Monday 6 August 2007

Converting PostScript with ImageMagick

I've had a dig through the tortuous source code of ImageMagick and it seems to take all appropriate precautions when handling PostScript and PDF. I suppose I'll trust it to make thumbnails of these formats. It's very confusing for someone not intimately familiar with the internals, so I wouldn't like to bet that there aren't any race conditions, but surely some security-minded people have picked over it already.

I still need custom code to convert to plain text, because the batch files GhostScript provides don't check filenames with Web server grade paranoia. That code is finished and working already, though. Next stop, HTML; then another attempt to convert Word.

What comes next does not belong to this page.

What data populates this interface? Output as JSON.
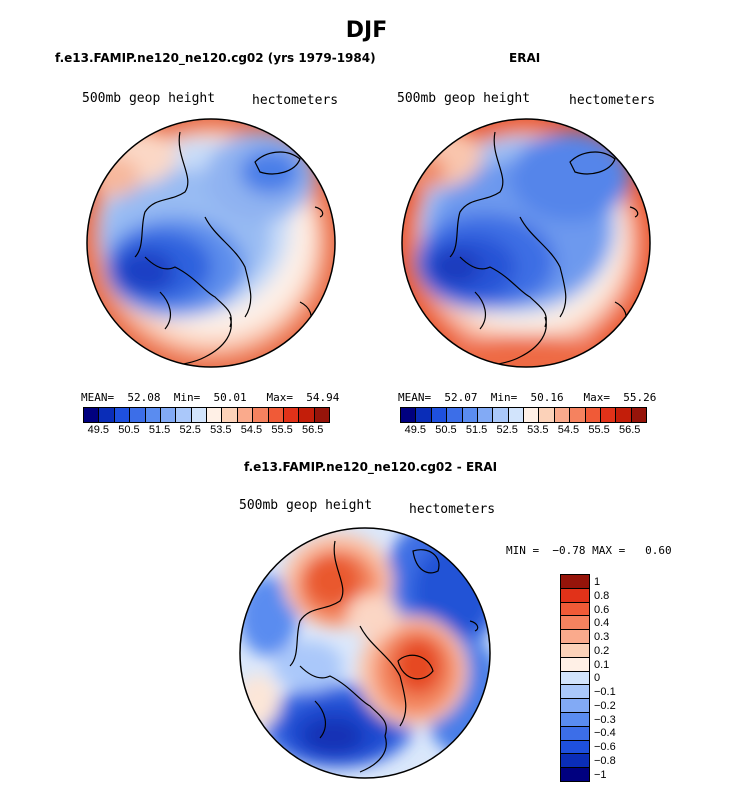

Update: I spoke too soon. There's some problem with creating temporary files when you're using the API and not the command line. Working on it.

Update of the update: A different API call works. PostScript and PDFs can now both be previewed by EPrints on Windows.

Wednesday 1 August 2007

Converting PostScript

I'm halfway there with PostScript conversion. I think it can convert to plain text—as reliably as is possible. I'm tempted to let ImageMagick handle converting to images, and hope it does correct filename handling.

The perennial problem with PostScript is of course that it's a Turing complete programming language, and any attempt to convert it to anything else rapidly encounters the halting problem. There's mathematically no way to guarantee successful conversion of a document. Of course it's not important if a malicious document is indexed correctly, so it only needs to extract text and images from safe documents, but it mustn't be allowed to compromise security or cause a denial of service, either.